Presse :
La promenade de l'allemand
Libération, le 22/01/2003 à 07h47
Gernot Rohr, 49 ans, le plus français des entraîneurs d'outre-Rhin, a hissé un OGC Nice moribond aux avant-postes de la L1.
Quand Gerhard Schröder l'a invité au château de Bellevue à Berlin pour le grand raout franco-allemand de demain, Gernot Rohr, l'entraîneur de l'OGC Nice, a pensé à son grand-oncle Oskar. Un international allemand devenu meilleur buteur du championnat de France en 1938, sous le maillot de Strasbourg. «Un choix très mal vu du régime nazi qui considérait cela comme une traîtrise.» L'aïeul fut le premier des Rohr avec une jambe de chaque côté du Rhin. Depuis, ça n'a jamais cessé : le football, l'attirance constante vers la «grande nation», celle du vieil adage yiddish «heureux comme Dieu en France», le culte de la si compliquée amitié entre les deux belligérants de trois guerres. «Cette amitié, je la revendique car je la prati que dans ma vie et pas uniquement en paroles, comme certains.» A Nice, où les Allemands ne sont pas une denrée rare, Gernot Rohr est devenu aussi précieux que les vendeurs de socca.
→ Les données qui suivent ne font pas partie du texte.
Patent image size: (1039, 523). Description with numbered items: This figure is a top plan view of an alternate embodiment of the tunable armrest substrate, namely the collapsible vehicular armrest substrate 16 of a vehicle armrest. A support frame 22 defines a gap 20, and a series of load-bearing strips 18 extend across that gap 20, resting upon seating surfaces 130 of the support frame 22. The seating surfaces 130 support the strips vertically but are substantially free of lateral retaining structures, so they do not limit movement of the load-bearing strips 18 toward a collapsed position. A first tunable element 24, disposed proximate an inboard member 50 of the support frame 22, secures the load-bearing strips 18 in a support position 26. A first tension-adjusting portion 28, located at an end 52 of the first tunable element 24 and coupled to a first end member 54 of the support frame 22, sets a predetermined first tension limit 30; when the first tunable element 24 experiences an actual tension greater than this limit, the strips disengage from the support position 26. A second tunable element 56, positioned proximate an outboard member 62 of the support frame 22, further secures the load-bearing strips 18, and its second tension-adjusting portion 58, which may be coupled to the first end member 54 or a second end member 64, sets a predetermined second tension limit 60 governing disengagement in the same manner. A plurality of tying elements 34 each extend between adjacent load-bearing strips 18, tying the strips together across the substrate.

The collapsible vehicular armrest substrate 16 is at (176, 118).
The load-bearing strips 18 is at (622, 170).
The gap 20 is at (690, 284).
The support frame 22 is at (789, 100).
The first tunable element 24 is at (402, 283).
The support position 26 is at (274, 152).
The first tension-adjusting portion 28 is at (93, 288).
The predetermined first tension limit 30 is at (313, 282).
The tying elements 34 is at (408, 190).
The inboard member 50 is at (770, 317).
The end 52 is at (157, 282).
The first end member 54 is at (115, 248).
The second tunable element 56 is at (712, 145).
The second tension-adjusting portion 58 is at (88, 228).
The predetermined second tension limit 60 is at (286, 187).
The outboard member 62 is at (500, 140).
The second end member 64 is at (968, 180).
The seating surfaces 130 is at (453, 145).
Depuis la rentrée, il donne des ailes aux Aiglons, le club de foot promis à une faillite financière, morale et sportive il y a encore quel ques mois. Le club caracole aux avant-postes de la Ligue1, et Gernot Rohr est courtisé par toute la capitale azuréenne. Autant dans les collines bourgeoises de Cimiez que sur le périmètre historique du Port.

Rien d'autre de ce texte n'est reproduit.